北朝鮮、寧辺の核施設拡充か=専門家「ウラン生産25%増」―米報道 2021年09月17日 18時05分

北朝鮮・寧辺の核施設の衛星画像。上は8月3日に撮影。下は建設作業が進む9月14日撮影の写真(c)2021Maxar Technologies(AFP時事)
北朝鮮・寧辺の核施設の衛星画像。上は8月3日に撮影。下は建設作業が進む9月14日撮影の写真(c)2021Maxar Technologies(AFP時事)

 米CNNテレビは16日、北朝鮮が北西部・寧辺の核施設を拡充し、核兵器に使用可能な高濃縮ウランの生産能力を高めようとしている可能性があると報じた。人工衛星画像を分析した専門家の話として伝えた。
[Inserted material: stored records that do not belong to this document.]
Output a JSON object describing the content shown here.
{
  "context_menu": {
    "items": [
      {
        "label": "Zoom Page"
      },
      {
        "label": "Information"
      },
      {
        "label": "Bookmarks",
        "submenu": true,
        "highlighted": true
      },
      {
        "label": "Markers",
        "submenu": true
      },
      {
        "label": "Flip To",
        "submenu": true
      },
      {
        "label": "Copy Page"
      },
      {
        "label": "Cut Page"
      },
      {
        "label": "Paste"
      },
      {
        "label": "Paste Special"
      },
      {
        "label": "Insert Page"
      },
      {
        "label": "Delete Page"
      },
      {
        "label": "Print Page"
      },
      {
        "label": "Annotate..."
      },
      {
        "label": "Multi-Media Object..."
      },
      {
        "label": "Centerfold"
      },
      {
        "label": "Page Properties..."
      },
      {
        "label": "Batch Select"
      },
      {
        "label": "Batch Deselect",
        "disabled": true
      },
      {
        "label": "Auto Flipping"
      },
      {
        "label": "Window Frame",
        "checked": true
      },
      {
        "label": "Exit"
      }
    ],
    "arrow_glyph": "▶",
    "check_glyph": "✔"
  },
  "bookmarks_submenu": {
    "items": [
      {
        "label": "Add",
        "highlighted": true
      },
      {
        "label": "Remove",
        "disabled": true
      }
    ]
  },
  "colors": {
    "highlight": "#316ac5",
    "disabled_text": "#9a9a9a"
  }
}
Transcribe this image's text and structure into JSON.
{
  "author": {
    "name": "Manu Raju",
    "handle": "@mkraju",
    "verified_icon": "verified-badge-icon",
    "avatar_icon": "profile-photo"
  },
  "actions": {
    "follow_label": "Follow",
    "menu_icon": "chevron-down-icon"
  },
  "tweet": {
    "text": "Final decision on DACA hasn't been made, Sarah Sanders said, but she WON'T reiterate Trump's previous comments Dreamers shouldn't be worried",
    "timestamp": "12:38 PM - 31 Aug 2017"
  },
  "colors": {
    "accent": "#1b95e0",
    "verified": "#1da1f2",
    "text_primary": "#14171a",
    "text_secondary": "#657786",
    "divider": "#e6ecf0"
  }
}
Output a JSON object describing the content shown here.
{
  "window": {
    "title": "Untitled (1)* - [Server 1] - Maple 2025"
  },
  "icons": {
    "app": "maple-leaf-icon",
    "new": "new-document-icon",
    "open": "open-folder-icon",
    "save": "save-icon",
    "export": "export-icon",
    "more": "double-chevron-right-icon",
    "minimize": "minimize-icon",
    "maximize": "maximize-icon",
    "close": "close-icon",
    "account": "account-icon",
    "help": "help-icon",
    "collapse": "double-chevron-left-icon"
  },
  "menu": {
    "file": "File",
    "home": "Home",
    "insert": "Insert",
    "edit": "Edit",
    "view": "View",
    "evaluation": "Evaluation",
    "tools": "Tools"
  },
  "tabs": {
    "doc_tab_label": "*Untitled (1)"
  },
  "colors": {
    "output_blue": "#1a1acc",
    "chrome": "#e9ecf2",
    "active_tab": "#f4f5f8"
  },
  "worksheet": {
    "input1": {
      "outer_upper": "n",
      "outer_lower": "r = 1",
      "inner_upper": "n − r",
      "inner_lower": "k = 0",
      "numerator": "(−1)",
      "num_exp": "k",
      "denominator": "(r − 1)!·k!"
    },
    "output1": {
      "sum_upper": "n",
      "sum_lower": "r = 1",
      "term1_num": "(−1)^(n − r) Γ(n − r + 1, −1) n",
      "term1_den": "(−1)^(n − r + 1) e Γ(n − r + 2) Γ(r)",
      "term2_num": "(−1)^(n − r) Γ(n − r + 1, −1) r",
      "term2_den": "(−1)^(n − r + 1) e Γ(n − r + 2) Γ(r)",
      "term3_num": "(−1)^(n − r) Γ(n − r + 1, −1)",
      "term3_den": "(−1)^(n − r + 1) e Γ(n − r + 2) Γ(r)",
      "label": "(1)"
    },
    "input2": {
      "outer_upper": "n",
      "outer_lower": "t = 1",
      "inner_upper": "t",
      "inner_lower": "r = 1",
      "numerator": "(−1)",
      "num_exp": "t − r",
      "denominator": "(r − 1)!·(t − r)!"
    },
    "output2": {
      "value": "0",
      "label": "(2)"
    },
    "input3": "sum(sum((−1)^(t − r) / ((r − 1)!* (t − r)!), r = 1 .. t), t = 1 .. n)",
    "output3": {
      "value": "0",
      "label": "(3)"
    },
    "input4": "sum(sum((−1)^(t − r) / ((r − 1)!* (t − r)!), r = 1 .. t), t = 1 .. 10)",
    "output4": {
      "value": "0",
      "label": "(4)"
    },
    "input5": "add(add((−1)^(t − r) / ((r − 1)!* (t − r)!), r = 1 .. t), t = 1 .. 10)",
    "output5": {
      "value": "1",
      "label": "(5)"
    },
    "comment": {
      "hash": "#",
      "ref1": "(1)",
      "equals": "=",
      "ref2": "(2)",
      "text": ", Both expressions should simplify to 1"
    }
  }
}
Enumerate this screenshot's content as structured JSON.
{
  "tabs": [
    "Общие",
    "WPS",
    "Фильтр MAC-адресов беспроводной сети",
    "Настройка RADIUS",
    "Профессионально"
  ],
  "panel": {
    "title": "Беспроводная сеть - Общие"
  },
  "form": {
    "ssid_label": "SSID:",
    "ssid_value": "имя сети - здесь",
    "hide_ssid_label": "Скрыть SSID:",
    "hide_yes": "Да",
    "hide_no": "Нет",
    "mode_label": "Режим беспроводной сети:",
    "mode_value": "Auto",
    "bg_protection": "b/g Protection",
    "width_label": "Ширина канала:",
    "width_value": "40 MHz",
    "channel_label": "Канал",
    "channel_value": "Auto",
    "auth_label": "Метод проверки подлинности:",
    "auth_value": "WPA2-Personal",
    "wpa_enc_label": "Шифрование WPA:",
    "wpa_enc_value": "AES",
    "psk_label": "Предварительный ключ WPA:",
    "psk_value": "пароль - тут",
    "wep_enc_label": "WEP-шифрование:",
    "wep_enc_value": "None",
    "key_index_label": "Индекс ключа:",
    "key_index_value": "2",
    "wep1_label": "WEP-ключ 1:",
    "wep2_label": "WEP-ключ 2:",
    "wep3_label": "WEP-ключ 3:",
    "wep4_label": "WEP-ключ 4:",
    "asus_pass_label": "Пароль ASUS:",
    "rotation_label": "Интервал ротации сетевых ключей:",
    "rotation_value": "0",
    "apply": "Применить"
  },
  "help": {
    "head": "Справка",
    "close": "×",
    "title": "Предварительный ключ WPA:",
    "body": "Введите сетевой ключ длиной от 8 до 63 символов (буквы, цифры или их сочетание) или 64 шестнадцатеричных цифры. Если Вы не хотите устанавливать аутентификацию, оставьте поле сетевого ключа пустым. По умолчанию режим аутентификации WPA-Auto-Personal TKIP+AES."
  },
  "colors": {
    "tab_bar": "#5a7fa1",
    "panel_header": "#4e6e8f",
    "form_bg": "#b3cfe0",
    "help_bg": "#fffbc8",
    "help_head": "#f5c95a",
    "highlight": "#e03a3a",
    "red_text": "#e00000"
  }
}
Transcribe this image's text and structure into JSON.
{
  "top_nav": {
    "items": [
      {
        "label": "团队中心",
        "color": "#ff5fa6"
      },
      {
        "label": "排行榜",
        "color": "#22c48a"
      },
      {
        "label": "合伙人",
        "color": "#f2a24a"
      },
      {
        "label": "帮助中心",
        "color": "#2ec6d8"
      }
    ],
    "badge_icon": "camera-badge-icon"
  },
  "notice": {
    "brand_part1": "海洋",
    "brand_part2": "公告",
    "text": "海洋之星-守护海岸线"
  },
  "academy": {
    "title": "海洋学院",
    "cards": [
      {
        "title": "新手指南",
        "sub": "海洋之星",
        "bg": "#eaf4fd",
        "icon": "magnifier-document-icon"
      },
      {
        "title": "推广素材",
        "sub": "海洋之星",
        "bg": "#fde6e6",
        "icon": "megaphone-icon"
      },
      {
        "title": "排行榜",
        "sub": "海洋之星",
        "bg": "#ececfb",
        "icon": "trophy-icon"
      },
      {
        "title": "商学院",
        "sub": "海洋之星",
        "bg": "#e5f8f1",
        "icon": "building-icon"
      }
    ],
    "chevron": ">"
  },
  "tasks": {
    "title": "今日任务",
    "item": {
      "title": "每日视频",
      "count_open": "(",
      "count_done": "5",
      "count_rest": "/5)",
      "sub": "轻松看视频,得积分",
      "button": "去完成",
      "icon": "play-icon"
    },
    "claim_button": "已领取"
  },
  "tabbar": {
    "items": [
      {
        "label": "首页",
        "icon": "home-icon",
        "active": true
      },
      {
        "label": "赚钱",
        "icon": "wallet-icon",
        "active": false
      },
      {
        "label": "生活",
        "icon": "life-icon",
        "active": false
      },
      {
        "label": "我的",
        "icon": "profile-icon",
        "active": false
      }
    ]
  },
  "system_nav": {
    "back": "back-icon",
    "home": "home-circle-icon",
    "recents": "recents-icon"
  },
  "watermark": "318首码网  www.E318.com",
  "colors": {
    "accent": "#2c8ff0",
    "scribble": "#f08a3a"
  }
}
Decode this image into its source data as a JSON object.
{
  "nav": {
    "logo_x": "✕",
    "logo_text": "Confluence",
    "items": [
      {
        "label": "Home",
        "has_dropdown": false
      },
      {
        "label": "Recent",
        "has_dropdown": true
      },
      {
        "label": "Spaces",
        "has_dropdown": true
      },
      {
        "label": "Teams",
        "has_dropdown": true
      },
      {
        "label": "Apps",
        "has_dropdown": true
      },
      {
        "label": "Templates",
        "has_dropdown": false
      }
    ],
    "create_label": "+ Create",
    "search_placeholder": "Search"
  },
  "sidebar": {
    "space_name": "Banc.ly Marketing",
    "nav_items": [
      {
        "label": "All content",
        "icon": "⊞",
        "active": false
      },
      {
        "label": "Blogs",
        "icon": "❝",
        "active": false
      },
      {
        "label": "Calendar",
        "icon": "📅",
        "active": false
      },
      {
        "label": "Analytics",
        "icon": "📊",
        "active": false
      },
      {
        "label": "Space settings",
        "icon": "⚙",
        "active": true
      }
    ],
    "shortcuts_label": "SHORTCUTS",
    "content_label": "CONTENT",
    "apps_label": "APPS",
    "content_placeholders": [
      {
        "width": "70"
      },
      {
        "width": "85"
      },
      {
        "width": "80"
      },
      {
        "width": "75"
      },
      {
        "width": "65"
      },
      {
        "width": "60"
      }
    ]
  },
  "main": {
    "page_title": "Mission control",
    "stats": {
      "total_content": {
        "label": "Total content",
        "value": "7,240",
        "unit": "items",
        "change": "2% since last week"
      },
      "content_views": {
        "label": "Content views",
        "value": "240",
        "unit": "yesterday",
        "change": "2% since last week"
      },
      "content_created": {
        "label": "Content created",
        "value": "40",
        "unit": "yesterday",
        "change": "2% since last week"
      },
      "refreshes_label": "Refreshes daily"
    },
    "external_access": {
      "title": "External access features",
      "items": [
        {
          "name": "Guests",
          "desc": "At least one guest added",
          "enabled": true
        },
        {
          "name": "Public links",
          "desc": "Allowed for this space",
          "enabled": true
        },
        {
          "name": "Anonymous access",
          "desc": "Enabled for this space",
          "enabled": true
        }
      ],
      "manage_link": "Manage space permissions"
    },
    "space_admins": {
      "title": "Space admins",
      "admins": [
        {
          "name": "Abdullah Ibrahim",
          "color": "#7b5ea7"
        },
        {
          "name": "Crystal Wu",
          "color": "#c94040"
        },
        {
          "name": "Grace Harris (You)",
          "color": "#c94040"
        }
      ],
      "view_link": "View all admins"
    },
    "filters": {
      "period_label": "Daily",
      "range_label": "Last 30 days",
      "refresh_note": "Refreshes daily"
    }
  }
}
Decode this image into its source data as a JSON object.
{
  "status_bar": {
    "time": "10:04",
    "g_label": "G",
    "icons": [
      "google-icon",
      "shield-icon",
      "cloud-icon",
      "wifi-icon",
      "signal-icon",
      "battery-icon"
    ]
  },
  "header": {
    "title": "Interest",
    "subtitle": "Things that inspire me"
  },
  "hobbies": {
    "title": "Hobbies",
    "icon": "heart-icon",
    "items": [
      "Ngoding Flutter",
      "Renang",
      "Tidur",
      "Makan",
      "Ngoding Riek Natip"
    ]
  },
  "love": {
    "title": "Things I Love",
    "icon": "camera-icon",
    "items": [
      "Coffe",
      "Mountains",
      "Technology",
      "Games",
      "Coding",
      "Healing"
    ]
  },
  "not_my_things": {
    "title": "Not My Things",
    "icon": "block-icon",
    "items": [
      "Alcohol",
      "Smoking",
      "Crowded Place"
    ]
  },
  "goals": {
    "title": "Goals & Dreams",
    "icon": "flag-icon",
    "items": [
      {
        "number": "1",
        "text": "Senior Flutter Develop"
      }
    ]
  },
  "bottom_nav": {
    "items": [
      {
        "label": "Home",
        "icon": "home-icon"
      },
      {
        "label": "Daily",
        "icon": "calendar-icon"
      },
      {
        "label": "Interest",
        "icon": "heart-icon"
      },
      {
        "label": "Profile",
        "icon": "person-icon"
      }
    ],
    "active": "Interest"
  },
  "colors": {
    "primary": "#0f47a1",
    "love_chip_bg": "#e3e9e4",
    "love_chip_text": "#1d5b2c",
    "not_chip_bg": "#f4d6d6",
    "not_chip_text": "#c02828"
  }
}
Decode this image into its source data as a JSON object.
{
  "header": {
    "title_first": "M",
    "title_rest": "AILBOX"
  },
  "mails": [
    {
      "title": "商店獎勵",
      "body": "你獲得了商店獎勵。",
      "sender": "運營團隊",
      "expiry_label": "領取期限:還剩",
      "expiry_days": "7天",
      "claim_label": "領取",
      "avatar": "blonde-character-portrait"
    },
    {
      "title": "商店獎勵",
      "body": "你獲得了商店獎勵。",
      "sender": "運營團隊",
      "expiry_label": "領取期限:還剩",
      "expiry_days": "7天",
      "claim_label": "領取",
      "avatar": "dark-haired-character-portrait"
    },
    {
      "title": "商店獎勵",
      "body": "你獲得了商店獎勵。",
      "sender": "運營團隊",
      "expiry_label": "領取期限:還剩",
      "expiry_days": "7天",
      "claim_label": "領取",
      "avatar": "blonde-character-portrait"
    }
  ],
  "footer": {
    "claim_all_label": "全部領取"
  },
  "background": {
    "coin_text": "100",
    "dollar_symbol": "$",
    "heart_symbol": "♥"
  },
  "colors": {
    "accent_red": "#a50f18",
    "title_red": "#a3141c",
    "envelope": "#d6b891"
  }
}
 衛星画像には、寧辺のウラン濃縮施設で拡張工事が行われている様子が写っているという。米ミドルベリー国際大学院の核専門家ジェフリー・ルイス氏はCNNに対し、「新たに拡張されたエリアは約1000平方メートルで、1000基の遠心分離機を設置することができる。それにより、高濃縮ウランの生産能力が25%増える」と説明した。
 寧辺の核施設をめぐっては、国際原子力機関(IAEA)が、最近公表した北朝鮮についての報告書で、黒鉛減速炉を再稼働させた兆候があると指摘し、「深刻な懸念」を示していた。
 北朝鮮は今月11、12両日に新型の長距離巡航ミサイルの発射実験を実施。15日には日本海に向けて短距離弾道ミサイル2発を発射し、核・ミサイル開発を含む軍事力強化を進める姿勢を見せている。